My favorite example is Monty Hall problem. "Smart" people often use it as the evidence of how bad general people are at probability.
It really isn't. The problem is usually given in this form:
> Suppose you're on a game show, and you're given the choice of three doors: Behind one door is a car; behind the others, goats. You pick a door, say No. 1, and the host, who knows what's behind the doors, opens another door, say No. 3, which has a goat. He then says to you, "Do you want to pick door No. 2?" Is it to your advantage to switch your choice? [1]
The only correct ansewr to this question is "I don't know." People who answer yes are just taking way too many standardized tests.
But it is in your advantage! Code a simulator and do some numerical experiments. The simulations where you switch end up winning more.
Edit: from your other reply I see your beef is more with the wording.
Edit edit: although I disagree with your point even then. But it seems to lead to rather fruitless argument, so let's leave it here.
I guess I don't understand why you think "I don't know" is the only correct answer. It's clearly not, which is the point of the problem in the first place. It's a bit hard to grok, but once you do, it's clear what the right answer is.
Perhaps there's another formulation you meant to write, but every time I've seen it, it's been equivalent to the thing you just asked, and the only potentially ambiguous part of the question is "to your advantage". If you stay then you have a 1/3 chance of getting a car, and if you switch you have a 2/3 chance.
Yes, it's also correct that you don't "know" the result, and you might prefer goats to cars (even then you should probably sell the car and buy several goats), but there's a reasonable enough interpretation of "advantage" that you shouldn't dismiss the problem outright.
Perhaps it'll be more intuitive to you if you scale the number of doors up.
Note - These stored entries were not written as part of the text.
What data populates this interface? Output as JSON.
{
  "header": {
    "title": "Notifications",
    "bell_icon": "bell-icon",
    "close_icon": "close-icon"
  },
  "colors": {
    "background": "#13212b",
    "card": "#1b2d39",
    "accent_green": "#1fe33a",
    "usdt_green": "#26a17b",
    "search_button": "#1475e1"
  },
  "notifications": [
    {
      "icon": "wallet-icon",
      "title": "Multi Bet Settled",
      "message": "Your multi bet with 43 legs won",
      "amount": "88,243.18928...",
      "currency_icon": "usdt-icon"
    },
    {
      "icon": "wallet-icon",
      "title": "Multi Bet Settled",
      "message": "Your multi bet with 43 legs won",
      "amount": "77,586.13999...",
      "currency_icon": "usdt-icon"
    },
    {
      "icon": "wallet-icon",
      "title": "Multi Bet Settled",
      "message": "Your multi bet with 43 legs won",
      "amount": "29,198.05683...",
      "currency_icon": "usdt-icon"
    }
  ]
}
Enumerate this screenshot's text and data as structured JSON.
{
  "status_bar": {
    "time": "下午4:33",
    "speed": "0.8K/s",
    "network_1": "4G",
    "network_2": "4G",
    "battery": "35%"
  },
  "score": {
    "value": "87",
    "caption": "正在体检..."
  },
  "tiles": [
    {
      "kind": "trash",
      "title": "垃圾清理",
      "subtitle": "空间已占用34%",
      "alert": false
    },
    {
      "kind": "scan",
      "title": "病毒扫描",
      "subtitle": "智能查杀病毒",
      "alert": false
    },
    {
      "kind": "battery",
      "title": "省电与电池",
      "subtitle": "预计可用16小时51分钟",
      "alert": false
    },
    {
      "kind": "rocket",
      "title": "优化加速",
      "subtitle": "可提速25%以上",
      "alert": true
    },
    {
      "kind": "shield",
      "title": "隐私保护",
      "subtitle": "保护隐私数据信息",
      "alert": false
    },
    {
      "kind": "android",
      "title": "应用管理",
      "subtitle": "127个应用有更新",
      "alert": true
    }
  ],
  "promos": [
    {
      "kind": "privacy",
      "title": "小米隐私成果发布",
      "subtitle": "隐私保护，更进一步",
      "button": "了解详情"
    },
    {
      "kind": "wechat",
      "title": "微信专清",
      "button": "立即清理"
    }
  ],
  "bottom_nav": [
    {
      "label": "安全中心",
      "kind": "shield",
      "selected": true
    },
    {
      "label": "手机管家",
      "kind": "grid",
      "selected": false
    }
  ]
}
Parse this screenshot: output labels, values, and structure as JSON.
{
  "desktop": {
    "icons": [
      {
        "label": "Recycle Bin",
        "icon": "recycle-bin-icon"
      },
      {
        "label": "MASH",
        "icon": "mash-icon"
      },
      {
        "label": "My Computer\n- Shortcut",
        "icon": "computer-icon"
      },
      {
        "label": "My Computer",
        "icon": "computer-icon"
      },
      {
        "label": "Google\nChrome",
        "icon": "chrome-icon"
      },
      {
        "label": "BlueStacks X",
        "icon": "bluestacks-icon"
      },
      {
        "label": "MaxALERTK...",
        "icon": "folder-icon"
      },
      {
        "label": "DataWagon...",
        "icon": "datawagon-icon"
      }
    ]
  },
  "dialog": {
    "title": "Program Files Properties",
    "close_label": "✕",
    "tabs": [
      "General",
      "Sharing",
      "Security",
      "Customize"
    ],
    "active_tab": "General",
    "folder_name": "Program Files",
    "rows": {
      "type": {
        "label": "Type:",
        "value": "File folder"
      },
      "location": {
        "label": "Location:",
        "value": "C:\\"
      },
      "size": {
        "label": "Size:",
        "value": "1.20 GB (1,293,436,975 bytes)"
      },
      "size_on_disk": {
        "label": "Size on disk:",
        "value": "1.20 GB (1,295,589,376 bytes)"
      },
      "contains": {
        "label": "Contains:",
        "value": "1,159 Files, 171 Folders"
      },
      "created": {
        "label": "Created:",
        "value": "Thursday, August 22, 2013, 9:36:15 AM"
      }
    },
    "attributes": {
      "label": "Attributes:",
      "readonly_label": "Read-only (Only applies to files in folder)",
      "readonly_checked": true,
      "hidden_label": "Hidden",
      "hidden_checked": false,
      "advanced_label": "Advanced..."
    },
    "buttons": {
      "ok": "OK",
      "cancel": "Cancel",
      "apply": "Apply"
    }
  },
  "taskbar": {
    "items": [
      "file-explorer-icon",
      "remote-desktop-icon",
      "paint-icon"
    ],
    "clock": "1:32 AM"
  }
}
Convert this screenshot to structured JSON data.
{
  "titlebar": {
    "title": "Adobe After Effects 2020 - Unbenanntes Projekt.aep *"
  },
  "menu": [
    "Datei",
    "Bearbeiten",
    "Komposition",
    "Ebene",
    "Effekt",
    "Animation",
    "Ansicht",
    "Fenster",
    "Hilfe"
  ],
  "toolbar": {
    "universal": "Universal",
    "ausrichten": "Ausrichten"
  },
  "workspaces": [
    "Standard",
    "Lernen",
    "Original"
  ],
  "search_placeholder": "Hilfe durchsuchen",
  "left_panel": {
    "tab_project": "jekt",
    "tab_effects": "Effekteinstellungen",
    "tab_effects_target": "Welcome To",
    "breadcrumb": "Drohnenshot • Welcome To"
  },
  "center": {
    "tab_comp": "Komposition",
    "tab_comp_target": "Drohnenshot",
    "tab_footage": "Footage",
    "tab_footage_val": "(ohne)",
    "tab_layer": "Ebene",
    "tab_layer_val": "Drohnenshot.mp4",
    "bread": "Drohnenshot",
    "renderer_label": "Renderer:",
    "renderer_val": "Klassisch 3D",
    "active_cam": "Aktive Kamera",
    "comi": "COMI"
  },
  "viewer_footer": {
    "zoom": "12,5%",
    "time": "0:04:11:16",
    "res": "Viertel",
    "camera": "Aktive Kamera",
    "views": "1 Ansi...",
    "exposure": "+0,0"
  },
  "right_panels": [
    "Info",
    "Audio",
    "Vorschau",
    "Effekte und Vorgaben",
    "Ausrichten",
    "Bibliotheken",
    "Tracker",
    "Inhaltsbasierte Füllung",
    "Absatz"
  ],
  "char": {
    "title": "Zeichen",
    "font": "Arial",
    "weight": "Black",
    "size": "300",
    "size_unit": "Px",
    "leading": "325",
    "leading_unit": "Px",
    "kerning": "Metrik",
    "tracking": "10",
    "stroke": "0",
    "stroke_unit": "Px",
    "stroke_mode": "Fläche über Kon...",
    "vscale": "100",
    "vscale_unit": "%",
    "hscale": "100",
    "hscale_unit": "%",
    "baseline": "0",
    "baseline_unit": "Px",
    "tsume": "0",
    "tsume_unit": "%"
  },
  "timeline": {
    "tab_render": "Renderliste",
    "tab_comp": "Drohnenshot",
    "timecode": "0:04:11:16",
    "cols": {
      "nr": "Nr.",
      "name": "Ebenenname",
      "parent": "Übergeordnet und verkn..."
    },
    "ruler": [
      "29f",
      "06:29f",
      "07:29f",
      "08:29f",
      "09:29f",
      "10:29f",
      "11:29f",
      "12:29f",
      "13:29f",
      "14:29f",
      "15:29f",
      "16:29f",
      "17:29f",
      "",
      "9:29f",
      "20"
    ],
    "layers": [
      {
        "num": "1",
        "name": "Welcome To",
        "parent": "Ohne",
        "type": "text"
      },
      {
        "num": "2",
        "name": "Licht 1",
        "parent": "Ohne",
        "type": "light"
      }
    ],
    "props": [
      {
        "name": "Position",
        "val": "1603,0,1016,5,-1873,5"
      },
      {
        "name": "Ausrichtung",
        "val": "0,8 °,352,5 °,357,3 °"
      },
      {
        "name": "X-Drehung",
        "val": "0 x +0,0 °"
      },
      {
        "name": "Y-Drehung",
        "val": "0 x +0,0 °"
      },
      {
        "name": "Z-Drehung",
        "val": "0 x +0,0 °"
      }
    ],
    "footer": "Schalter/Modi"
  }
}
If there are 100 doors, only one containing a car, you pick one, the host reveals 98/99 remaining doors as goats, it's obvious the correct choice is to switch. The correct answer is a mathematically provable probability. 1% chance you picked the right door, 99% chance the door was in the remaining pool, therefore 99% chance the last remaining door is the correct door.
Can you explain the mistake (of people taking the standardized tests)? I don't understand it from the message, and the Wikipedia article seems to detail exactly the "normal, smart" switching solution.
The difference here is that the Monty Hall problem has an explanation that while counterintuitive, is statistically sound. You should always switch, because the probability you picked the correct door is locked in at the time you made the choice between 3 doors. It is 1/3 that you picked correctly, and 2/3 that you picked incorrectly. The counterintuitive part is that if you switch, you are effectively selecting all the doors you did not pick originally. It's your original door, vs the field.
The green hat problem hinges on subjective interpretations of the meaning of both "liar" and the different ways in which the liar's sentence may be false. It may be false because the liar owns many hats, none of which are green. Or they own many hats, only some of which are green. Or they own no hats. These are all reasonable interpretations of how the sentence might be false, and the answers presented are not necessarily mutually exclusive.